All this time, I was under the apparently mistaken impression that the white PVC pipe with a cap that was sticking out of our front yard was the place that they stuck their hose in to suck up whatever happened to be hanging out in our septic tank. Well, it turns out I was wrong. Instead, somewhere anywhere from five inches to two feet underground, our septic tank lies. Make that our septic tanks, actually. The first one receives the solids, which settle out. The second processes the liquid in some way that makes it truly just liquids. And then it goes through a pump tank, before heading over to the sand mound to somehow percolate through and make it all good for heading back into the natural cycle of things.

Yeah, I got some good education this week.

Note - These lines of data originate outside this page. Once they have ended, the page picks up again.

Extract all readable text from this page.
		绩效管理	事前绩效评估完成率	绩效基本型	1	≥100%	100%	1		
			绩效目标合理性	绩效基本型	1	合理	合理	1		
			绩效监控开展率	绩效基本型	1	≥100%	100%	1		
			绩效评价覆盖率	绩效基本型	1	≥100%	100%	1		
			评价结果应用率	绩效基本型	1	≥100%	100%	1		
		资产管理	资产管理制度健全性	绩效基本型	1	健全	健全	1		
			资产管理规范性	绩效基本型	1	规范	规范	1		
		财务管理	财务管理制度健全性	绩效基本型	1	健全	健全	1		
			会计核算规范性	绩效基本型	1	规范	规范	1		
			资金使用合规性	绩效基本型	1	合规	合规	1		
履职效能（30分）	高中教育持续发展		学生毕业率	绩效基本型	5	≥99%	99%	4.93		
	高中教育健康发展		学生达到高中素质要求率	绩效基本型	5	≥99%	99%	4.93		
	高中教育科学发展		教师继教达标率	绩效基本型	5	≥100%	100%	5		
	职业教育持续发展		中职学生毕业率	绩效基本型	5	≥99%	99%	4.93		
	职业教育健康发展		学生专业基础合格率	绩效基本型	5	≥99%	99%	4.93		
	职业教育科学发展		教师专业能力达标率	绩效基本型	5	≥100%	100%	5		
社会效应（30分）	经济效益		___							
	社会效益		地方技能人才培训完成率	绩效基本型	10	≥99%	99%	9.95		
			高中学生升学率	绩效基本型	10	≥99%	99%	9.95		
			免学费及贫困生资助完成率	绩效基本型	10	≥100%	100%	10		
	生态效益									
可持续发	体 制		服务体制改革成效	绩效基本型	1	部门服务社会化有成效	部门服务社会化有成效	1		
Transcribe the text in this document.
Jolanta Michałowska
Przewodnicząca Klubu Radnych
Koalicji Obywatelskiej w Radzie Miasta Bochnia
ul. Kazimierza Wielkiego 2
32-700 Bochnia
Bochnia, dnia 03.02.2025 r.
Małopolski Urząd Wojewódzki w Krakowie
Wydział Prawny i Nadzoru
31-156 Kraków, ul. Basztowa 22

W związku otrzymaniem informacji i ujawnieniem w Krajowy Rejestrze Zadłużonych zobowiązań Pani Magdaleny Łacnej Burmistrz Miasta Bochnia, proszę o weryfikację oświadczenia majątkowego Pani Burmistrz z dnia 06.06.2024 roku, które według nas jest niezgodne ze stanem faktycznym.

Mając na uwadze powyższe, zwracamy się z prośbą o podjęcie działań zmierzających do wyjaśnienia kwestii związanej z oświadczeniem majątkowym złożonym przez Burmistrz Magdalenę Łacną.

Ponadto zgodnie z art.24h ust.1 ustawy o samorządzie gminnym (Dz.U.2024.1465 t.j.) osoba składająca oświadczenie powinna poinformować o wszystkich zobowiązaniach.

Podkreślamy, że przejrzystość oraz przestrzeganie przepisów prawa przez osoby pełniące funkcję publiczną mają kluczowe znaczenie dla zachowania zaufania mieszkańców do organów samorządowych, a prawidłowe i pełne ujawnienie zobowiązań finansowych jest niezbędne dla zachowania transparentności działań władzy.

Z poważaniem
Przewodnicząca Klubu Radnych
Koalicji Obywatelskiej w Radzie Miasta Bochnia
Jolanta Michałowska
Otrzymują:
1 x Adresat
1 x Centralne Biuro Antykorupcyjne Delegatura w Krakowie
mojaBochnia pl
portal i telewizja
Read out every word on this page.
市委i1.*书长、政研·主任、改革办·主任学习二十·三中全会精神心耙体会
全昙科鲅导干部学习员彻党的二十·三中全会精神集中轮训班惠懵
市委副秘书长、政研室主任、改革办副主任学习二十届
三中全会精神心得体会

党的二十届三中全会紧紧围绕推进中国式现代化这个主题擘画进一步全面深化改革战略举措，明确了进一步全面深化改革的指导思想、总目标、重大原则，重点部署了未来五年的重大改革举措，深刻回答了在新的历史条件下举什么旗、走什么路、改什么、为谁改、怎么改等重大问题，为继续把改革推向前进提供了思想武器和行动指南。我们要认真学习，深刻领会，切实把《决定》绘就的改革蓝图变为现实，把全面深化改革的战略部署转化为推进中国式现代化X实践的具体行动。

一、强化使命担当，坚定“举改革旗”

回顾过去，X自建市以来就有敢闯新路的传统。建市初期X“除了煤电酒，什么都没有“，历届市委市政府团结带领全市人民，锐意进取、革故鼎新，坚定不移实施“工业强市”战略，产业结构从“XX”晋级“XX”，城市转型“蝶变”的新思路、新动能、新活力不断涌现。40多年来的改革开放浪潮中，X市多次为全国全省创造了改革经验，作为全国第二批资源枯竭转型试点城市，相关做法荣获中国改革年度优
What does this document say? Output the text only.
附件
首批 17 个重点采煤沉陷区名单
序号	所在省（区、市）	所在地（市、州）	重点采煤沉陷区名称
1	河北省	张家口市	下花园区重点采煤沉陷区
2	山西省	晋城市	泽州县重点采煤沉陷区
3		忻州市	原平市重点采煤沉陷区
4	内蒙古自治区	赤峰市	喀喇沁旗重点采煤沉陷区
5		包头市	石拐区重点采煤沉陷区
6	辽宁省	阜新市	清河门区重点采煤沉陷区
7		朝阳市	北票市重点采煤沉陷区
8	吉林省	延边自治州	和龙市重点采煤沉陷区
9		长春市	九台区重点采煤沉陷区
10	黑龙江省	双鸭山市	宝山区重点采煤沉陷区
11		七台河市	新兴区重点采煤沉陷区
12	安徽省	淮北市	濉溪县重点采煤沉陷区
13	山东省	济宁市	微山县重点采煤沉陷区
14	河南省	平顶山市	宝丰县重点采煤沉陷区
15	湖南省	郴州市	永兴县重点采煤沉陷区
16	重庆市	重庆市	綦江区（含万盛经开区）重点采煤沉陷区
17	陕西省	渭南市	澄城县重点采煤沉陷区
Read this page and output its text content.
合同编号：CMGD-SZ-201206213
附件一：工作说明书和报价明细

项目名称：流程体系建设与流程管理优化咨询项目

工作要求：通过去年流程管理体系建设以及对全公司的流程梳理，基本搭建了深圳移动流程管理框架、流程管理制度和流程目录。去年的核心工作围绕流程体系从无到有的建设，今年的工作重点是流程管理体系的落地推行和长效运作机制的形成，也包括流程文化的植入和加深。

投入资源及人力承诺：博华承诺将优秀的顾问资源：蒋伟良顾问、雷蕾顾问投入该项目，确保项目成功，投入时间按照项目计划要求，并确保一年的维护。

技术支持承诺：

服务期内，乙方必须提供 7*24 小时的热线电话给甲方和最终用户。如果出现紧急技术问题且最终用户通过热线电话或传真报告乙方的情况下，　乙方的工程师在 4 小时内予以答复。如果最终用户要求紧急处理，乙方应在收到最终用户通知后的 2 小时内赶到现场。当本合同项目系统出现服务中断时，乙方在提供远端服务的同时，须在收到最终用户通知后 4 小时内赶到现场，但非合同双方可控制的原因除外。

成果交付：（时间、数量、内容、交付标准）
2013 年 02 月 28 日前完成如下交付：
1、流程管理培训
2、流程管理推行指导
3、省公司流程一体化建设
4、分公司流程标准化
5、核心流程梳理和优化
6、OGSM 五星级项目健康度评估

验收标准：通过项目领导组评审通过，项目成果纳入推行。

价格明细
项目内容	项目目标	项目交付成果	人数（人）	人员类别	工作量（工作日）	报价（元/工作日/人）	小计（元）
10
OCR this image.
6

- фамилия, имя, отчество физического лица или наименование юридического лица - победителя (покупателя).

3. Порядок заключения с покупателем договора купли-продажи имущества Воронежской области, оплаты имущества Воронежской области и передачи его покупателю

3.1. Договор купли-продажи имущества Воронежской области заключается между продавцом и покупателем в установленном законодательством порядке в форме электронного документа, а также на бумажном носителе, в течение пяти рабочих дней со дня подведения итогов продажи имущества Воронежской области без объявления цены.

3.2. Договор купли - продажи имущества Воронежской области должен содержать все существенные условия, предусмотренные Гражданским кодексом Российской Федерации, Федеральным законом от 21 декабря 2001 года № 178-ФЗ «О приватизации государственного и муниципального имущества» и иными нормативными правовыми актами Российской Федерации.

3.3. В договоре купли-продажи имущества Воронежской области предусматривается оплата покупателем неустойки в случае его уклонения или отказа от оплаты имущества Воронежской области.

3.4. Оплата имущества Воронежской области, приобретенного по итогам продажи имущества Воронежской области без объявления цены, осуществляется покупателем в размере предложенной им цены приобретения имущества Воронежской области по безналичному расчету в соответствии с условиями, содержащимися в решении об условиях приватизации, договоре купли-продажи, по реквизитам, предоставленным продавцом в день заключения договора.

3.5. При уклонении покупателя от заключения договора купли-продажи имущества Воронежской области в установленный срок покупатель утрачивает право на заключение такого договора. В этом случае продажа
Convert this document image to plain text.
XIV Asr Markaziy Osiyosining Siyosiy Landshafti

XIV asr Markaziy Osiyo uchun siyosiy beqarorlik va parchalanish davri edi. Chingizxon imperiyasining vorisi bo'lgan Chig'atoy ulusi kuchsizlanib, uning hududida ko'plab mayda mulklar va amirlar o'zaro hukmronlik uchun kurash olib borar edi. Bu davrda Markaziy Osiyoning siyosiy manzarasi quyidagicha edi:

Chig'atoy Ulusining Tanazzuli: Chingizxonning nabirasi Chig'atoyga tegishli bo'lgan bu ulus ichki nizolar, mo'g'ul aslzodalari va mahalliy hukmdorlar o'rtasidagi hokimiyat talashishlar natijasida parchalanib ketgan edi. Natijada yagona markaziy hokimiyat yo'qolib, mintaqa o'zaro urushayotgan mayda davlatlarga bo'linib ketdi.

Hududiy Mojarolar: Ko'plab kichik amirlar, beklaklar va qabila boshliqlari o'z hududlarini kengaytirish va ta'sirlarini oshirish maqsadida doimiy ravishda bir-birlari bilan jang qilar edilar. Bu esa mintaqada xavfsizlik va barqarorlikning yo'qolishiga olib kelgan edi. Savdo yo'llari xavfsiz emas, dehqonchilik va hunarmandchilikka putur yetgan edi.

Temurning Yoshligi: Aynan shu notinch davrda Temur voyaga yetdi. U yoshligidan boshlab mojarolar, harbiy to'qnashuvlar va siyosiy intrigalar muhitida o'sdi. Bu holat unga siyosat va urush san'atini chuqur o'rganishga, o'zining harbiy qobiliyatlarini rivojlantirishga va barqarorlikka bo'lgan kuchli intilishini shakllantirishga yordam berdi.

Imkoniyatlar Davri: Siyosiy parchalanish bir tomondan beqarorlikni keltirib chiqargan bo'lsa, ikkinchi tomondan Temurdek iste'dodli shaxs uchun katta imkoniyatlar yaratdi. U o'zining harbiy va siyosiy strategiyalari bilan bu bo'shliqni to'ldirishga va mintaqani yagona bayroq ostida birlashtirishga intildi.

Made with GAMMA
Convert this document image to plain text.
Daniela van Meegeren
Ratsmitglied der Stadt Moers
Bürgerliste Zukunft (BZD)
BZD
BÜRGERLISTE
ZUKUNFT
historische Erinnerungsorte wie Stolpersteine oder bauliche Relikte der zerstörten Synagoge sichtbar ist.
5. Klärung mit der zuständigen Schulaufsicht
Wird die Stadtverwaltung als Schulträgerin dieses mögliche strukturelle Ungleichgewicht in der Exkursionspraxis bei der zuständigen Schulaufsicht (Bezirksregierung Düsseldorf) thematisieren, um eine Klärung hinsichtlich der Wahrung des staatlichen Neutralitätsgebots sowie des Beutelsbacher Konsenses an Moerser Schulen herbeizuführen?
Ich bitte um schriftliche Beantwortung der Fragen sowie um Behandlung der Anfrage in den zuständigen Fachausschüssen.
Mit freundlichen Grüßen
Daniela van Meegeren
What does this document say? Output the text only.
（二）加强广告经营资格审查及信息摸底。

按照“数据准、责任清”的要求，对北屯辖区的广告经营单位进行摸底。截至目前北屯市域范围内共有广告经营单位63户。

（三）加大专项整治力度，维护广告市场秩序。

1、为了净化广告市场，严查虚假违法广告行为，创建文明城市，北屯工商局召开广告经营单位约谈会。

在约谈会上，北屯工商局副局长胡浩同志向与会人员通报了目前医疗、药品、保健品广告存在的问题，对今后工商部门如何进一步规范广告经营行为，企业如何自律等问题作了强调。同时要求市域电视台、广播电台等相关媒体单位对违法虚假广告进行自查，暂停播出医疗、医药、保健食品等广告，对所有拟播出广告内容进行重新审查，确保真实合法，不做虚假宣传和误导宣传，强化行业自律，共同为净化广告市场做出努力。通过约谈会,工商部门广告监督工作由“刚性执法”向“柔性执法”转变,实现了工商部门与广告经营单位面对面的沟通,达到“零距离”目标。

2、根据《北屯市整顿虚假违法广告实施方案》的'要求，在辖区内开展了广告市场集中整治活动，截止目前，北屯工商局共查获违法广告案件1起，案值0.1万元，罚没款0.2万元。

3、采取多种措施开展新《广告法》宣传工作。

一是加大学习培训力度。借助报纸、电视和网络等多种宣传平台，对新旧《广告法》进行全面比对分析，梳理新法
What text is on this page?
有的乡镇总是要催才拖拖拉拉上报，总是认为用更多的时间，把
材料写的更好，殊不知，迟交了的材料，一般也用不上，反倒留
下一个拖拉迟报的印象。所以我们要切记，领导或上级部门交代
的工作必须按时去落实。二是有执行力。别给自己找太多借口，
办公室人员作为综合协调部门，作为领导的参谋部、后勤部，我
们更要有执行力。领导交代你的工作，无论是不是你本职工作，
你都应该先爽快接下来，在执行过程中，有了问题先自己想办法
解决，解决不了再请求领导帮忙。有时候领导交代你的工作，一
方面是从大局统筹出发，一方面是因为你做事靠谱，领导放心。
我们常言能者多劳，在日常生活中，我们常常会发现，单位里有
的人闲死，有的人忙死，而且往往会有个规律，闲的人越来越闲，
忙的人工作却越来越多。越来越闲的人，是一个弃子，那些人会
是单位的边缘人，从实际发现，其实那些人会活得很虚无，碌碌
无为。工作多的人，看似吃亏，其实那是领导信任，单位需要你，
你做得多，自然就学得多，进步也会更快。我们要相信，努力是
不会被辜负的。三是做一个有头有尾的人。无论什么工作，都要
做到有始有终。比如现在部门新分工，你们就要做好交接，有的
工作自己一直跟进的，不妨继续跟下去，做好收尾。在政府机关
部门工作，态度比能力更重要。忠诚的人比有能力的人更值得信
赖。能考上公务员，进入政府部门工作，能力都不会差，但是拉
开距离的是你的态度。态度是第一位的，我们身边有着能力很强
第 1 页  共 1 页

To get the tank pumped out after having dug it out ourselves (clearly, by "ourselves," I mean by "himself") will be about $300. I have some room in my budget this pay (as the reason I haven't blogged much recently is because I am working all kinds of overtime right now), so this was not a tragedy. If we had them dig it out? ONE THOUSAND DOLLARS!!!! Yeah, I don't have that kind of room.

My husband is out front right now, with a pick ax and a shovel, digging out said tanks. He has unearthed the first one, ONE AND ONE HALF FEET UNDERGROUND, and he is going in for the kill on the other one. He says it will be done tonight. I say that if he didn't live here with me, I would be out $1000. And then I would be putting this house on the market because this is NOT how I roll.

Our next home will be in a city. The kind with a sewer system.

3 comments:

NME said...

My late stepfather was a general contractor and one of the things he did was to install septic systems. It is nasty, costly business. It's amazing that Bill is digging it out himself. I hope everything goes smoothly.

lonna said...

That really does sound nasty. I would totally be paying the thousand bucks myself. No digging up of human waste containers for this lady.

Megha Bansal said...

Ughh..i am really sorry you (Bill) had to do that. I think there is a glitch in the system, $1000 for cleaning human waste, that's just insane!